Love Destiny - 36

2.4K 156 9
                                    

Happy Reading!!

****

“Laki-laki itu bukan yang menghamili kamu ‘kan Zi?” tanya sang kakek dengan nada penuh selidik mendapati Mario datang bersamanya dengan niat menjenguk sekaligus bertemu dengan Ashlyn yang teramat di rindukan. Sudah lebih satu minggu mereka tidak bertemu dan Mario memiliki janji memberi gadis kecil itu oleh-oleh sepulangnya dari luar negeri.

Sebenarnya tadi Mario berniat menjemput Ashlyn ke sekolah seperti biasa, tapi ketika menghubungi Zinnia demi memastikan kepulangan Ashlyn, perempuan itu mengatakan bahwa Ashlyn libur dan sedang berada di rumah sakit menemani opanya.

Zinnia yang saat itu kebetulan akan kembali ke rumah sakit setelah mengantar pesanan bunga milik pelanggan, memanfaatkan Mario untuk mengantar, dan setelahnya di sini lah mereka berada, di rumah sakit, di mana kakek Zinnia masih perlu di rawat.

Sejujurnya siapa pun tidak bisa membawa orang sembarangan ke lantai khusus ini, tapi berhubung Mario sudah terlanjur tahu mengenai lantai ini dan anggota keluarganya, jadilah Zinnia tidak memiliki alasan untuk tidak mengajak Mario menjenguk kakeknya. Lagi pula niat Mario baik, dan Zinnia yakin Mario tidak akan menyebarkan apa pun mengenai keluarganya.

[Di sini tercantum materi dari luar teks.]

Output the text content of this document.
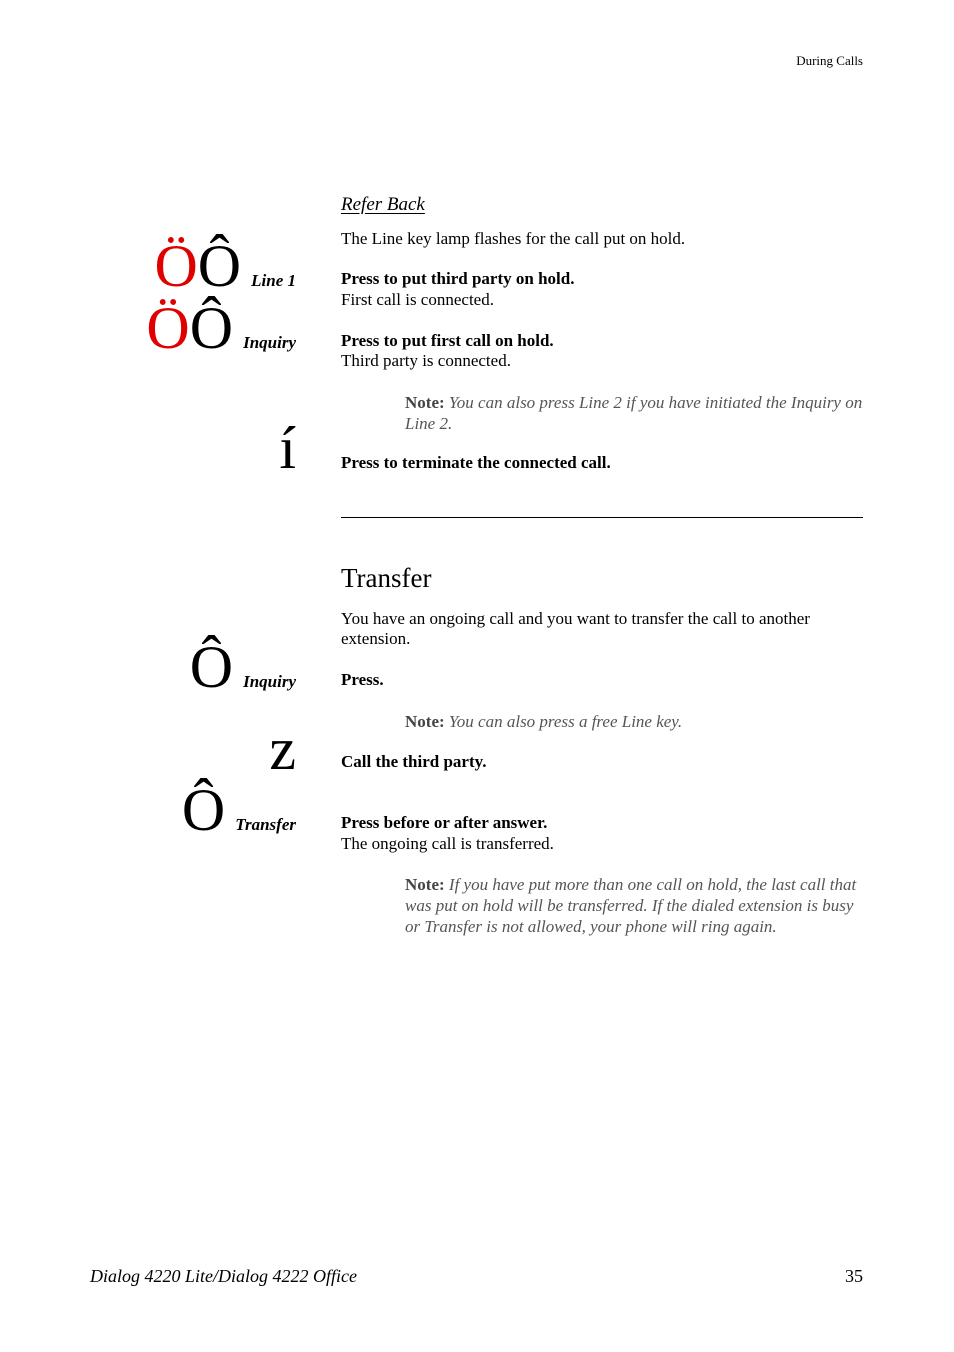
During Calls
Refer Back
The Line key lamp flashes for the call put on hold.
Ö Ô Line 1	Press to put third party on hold.
First call is connected.
Ö Ô Inquiry	Press to put first call on hold.
Third party is connected.
Note: You can also press Line 2 if you have initiated the Inquiry on Line 2.
í	Press to terminate the connected call.
Transfer
You have an ongoing call and you want to transfer the call to another extension.
Ô Inquiry	Press.
Note: You can also press a free Line key.
z	Call the third party.
Ô Transfer	Press before or after answer.
The ongoing call is transferred.
Note: If you have put more than one call on hold, the last call that was put on hold will be transferred. If the dialed extension is busy or Transfer is not allowed, your phone will ring again.
Dialog 4220 Lite/Dialog 4222 Office	35
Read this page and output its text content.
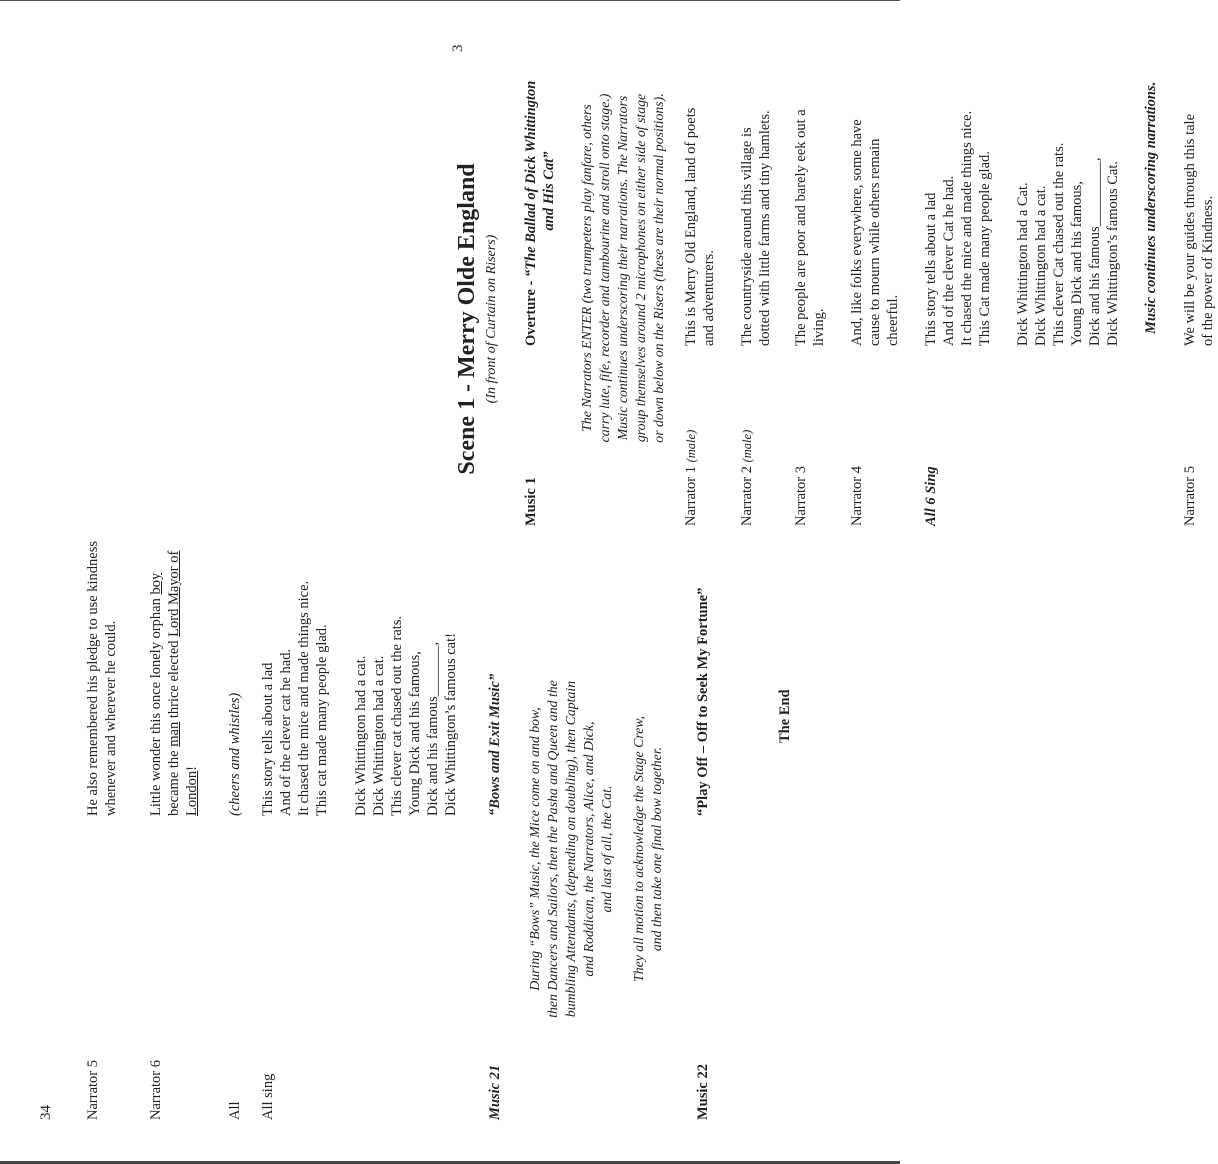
34 Narrator 5
He also remembered his pledge to use kindness whenever and wherever he could.
Narrator 6
Little wonder this once lonely orphan boy
became the man thrice elected Lord Mayor of
London!
All
(cheers and whistles)
All sing
This story tells about a lad And of the clever cat he had. It chased the mice and made things nice. This cat made many people glad. Dick Whittington had a cat. Dick Whittington had a cat. This clever cat chased out the rats. Young Dick and his famous, Dick and his famous_______, Dick Whittington’s famous cat!
Music 21
“Bows and Exit Music” During “Bows” Music, the Mice come on and bow, then Dancers and Sailors, then the Pasha and Queen and the bumbling Attendants, (depending on doubling), then Captain and Roddican, the Narrators, Alice, and Dick, and last of all, the Cat. They all motion to acknowledge the Stage Crew, and then take one final bow together.
Music 22
“Play Off – Off to Seek My Fortune”	The End
3
Scene 1 - Merry Olde England (In front of Curtain on Risers)
Music 1
Overture - “The Ballad of Dick Whittington and His Cat” The Narrators ENTER (two trumpeters play fanfare, others carry lute, fife, recorder and tambourine and stroll onto stage.) Music continues underscoring their narrations. The Narrators group themselves around 2 microphones on either side of stage or down below on the Risers (these are their normal positions).
Narrator 1 (male)
This is Merry Old England, land of poets and adventurers.
Narrator 2 (male)
The countryside around this village is dotted with little farms and tiny hamlets.
Narrator 3
The people are poor and barely eek out a living.
Narrator 4
And, like folks everywhere, some have cause to mourn while others remain cheerful.
All 6 Sing
This story tells about a lad And of the clever Cat he had. It chased the mice and made things nice. This Cat made many people glad. Dick Whittington had a Cat. Dick Whittington had a cat. This clever Cat chased out the rats. Young Dick and his famous, Dick and his famous_________, Dick Whittington’s famous Cat. Music continues underscoring narrations.
Narrator 5
We will be your guides through this tale of the power of Kindness.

Tersenyum lembut sebelum menjawab tanya sang kakek, Zinnia lalu duduk di sisi pembaringan pria tua kesayangannya itu. “Bukan Kek. Ini dulunya kakak kelas aku. Karena orangnya menyenangkan dan bikin aku nyaman, jadi aku angkat dia sebagai kakak aku,” cerita Zinnia seraya mengedipkan sebelah matanya ke arah Mario. “Dia juga yang selalu bantu aku sejak aku kembali ke kota ini,” tambahnya masih dengan senyum yang sama. “Dan, dia juga yang selalu nemenin aku mantau rumah,” sambung Zinnia sedikit lirih. Dan tanpa suara Zinnia mengucapkan terima kasih pada Mario, yang pria itu tanggapi dengan anggukan kecil.

“Lalu ke mana pria itu?”

Tahu siapa yang di maksud, Zinnia kembali menarik tipis sudut bibirnya. “Ada.” Begitu saja jawabannya. Dan Zinnia tahu bahwa pria tua yang sudah terlihat lebih sehat dibandingkan kemarin itu tidak puas dengan jawabannya. Tapi Zinnia tidak berniat menjawab lebih. Bukan apa-apa, Zinnia hanya belum bisa menceritakan secara keseluruhan mengenai Bian pada kakeknya yang sedang sakit. Takut kisahnya membuat pria itu semakin drop. Tapi Zinnia tetap menjawab saat kakeknya kembali bertanya. Meski singkat-singkat.

“Tahu mengenai Ashlyn?”

Zinnia mengangguk. “Dia menyayangi Ashlyn.” itu adalah fakta, karena bagaimanapun selama ini Zinnia tidak menutup mata. Ia melihat jelas bagaimana pria itu menyayangi anaknya. Begitu pula dengan Ashlyn yang meski sempat kecewa, tapi telah menerima Bian dalam hidupnya.

“Lalu kamu?”

Sejenak Zinnia hanya diam, tidak begitu paham dengan yang sang kakek maksud, tapi kemudian Zinnia mengangguk mengerti, lalu tersenyum kecil tanpa memberi jawaban apa pun. Membuat pria tua itu mendesah pelan dan memilih menutup obrolan mengenai Bian. Toh dirinya pun sadar membahas pria itu hanya akan membuatnya emosi, dan itu tidak baik untuk kesehatan jantungnya.

Sebagai kakek yang telah kehilangan cucunya selama sepuluh tahun, ia berharap Tuhan memberinya sedikit lagi waktu untuk tetap sehat dan dapat berkumpul bersama anak, menantu, cucu, dan juga cicit, yang meskipun hadirnya dari sebuah kesalahan akan tetap dirinya sayangi sepenuh hati. Sebab ada darah keturunannya yang mengalir pada anak perempuan itu.

Ashlyn. Anak itu begitu manis, pintar, ceria. Mengingatkannya pada sosok Zinnia kecil yang lahir memberi warna baru dalam kehidupannya saat itu. Cucu perempuan pertama yang dimilikinya tepat satu tahun sang istri pergi meninggalkannya. Zinnia bagaikan lentera baru yang membuatnya kembali bangkit dari kesedihan yang menyiksa.